3)Trump en solo: On peut évidemment imaginer un scénario où Trump est battu, n’accepte pas la situation, crie au déni de démocratie (il a eu plus de délégués et plus de suffrages pendant la période de la primaire, après tout) et décide de se présenter comme candidat indépendant. La configuration ressemblerait alors à celle de 1992, avec Trump dans le rôle du milliardaire texan Ross Perot, qui avait siphonné une partie des voix de Bush et avait ainsi aidé Bill Clinton à l’emporter. Etrange hoquet de l’histoire, si un milliardaire, candidat indépendant, fait élire non plus un mais une Clinton.

4)Un candidat extérieur (Nikki Haley?): il n’est pas impossible, mais assez improbable, que les Républicains essaient de trouver un candidat providentiel qui ne soit pas un des trois finalistes. Paul Ryan, le speaker de la Chambre des représentants et colistier de Mitt Romney en 2012, un temps pressenti, a décliné l’invitation. Nikki Haley, gouverneur très populaire de Caroline du Sud, pourrait alors jouer la carte féminine, mais elle n’a pas participé aux primaires, elle a apporté son soutien à Marco Rubio, ce qui n’a pas été décisif. Nombre d’observateurs lui prédisent un bel avenir politique, mais elle pourrait plutôt prétendre à un poste de colistière, à ce stade de sa carrière.
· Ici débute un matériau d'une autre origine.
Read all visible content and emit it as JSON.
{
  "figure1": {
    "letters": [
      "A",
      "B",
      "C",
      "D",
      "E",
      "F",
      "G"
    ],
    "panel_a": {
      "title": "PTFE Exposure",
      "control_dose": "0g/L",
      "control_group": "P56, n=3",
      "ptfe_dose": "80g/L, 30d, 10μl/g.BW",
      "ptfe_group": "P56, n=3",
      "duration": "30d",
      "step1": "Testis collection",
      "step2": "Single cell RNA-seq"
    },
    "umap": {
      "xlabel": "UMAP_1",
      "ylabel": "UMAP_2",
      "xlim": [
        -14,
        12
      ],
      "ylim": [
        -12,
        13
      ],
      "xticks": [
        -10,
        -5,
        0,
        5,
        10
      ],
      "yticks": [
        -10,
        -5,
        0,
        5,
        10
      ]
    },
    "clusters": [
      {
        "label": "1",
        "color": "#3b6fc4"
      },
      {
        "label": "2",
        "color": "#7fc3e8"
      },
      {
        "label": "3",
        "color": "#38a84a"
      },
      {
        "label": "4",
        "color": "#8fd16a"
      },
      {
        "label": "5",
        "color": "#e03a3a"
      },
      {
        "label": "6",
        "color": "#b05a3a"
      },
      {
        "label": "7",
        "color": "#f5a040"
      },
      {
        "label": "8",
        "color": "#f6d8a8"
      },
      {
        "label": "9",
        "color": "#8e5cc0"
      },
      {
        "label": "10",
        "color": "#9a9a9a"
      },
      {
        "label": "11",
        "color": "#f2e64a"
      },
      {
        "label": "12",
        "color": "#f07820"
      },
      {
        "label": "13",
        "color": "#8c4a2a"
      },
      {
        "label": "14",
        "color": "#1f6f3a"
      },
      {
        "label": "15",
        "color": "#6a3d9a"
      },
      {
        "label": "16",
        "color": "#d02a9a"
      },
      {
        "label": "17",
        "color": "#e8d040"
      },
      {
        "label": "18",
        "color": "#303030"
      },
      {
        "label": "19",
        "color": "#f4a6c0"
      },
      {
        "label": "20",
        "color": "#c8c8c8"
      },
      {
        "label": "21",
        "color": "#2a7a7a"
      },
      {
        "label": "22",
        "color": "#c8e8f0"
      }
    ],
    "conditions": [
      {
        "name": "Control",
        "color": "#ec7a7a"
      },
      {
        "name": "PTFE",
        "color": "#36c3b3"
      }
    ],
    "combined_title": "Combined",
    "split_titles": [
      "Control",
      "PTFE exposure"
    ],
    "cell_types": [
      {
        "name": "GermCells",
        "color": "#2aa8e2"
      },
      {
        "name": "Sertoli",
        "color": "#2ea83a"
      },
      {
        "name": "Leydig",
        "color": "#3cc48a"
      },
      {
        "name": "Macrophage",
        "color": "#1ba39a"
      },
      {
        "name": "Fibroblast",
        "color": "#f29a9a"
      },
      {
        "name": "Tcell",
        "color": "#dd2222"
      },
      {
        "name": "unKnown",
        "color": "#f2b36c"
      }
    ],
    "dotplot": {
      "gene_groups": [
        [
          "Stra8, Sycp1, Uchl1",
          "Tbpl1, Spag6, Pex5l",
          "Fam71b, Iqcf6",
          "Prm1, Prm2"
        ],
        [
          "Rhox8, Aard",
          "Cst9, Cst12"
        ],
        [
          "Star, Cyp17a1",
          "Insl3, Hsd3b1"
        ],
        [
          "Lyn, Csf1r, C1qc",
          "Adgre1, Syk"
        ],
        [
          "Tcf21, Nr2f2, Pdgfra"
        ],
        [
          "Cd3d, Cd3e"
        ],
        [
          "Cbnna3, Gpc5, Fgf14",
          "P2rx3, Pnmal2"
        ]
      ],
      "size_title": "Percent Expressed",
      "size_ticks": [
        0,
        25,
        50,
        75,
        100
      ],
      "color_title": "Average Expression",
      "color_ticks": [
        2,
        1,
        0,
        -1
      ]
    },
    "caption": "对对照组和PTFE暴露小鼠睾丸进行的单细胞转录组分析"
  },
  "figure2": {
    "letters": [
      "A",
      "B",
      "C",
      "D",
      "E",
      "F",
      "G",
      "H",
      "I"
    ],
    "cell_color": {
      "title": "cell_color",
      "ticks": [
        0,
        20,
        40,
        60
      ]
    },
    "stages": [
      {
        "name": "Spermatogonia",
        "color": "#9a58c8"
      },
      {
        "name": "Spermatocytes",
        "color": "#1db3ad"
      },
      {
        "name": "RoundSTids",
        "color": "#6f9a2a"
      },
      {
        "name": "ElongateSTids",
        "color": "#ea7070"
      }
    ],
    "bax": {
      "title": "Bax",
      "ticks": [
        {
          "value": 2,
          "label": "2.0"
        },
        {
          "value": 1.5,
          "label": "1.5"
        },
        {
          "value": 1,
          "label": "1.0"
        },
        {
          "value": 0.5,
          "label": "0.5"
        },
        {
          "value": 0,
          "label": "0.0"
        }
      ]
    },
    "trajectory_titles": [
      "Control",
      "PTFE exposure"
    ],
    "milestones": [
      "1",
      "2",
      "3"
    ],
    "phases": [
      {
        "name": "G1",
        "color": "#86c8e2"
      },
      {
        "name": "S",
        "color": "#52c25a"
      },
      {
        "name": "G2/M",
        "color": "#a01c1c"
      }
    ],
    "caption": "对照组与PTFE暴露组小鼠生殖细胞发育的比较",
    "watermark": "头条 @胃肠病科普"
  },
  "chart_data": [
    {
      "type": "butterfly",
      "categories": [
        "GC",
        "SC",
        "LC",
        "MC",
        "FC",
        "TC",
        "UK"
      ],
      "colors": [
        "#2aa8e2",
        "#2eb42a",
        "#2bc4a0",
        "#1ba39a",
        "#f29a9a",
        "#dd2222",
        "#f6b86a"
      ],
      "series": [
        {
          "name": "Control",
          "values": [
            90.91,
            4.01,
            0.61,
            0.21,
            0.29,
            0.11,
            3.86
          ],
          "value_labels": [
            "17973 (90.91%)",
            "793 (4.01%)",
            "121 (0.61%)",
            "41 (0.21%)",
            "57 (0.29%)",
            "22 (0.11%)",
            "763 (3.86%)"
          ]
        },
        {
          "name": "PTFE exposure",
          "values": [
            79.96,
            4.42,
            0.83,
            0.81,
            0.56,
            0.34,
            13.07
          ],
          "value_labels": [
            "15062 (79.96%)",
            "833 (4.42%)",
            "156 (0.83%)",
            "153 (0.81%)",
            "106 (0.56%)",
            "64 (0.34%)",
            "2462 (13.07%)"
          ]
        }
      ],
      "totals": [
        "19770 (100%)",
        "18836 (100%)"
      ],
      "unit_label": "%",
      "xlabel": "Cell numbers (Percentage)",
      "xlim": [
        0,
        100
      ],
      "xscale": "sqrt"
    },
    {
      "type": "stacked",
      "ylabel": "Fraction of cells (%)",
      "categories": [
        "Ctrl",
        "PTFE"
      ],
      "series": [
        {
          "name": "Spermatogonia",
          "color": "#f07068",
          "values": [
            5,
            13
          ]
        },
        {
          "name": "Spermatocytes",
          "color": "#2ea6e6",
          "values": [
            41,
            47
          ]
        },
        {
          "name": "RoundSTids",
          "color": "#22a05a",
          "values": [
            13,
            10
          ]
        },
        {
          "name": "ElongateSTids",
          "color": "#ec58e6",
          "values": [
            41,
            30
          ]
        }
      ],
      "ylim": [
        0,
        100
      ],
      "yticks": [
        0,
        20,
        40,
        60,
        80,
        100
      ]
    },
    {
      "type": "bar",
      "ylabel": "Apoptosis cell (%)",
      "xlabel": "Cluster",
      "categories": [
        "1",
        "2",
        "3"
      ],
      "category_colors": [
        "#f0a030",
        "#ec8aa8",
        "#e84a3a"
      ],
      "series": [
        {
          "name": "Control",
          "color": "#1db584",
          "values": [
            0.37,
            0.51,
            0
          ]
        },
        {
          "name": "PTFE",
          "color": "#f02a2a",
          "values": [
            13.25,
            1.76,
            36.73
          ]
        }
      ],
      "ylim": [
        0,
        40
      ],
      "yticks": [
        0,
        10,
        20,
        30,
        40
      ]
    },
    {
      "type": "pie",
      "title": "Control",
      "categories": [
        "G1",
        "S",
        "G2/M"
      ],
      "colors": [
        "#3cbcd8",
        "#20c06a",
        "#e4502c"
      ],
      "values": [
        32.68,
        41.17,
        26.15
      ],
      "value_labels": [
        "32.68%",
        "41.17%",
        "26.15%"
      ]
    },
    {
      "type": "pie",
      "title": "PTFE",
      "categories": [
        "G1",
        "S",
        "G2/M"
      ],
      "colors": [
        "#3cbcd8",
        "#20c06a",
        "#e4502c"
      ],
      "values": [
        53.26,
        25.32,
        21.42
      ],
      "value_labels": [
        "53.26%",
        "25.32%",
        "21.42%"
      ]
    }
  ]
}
5)Là encore, deux sous-scénarios se dessinent, avec et sans Trump comme candidat indépendant. Le seul scénario qui semble – théoriquement – exclu est celui du recours à un candidat «frais» déjà battu au cours des primaires: Marco Rubio, Jeb Bush, Scott Walker. En revanche, l’un d’eux pourrait devenir colistier de Cruz ou (plus improbable) de Kasich.

En réalité, la seule certitude demeure l’incertitude la plus totale.

Dans tous les cas de figure, le Parti républicain essaiera de sauver les apparences au détriment d’un groupe d’électeurs pro-Trump qui se sentiront trahis par l’establishment. Mais au fond, la conséquence pourrait être également l’affaiblissement des candidats républicains au Congrès (un tiers des sénateurs est renouvelé et l’ensemble de la Chambre, pour deux ans). Pour les Républicains, le Congrès reste une variable essentielle, car en cas de défaite à la présidentielle, ce qui reste possible avec une candidature de Clinton et paradoxalement probable si le candidat démocrate est Sanders, le Congrès serait le lieu de la résistance, comme c’est le cas depuis 2010. Obama est certes président depuis sept ans, mais il fait face à un Congrès particulièrement hostile depuis cinq ans, et son action en tant que président a été considérablement amoindrie du fait de l’obstruction systématique d’un Congrès volontiers jusqu’au-boutiste. Pour les Républicains, perdre la présidence mais conserver le Congrès serait un moindre mal. Pour les Démocrates, emporter la Maison-Blanche, mais devoir composer avec un Congrès hostile serait une victoire à la Pyrrhus.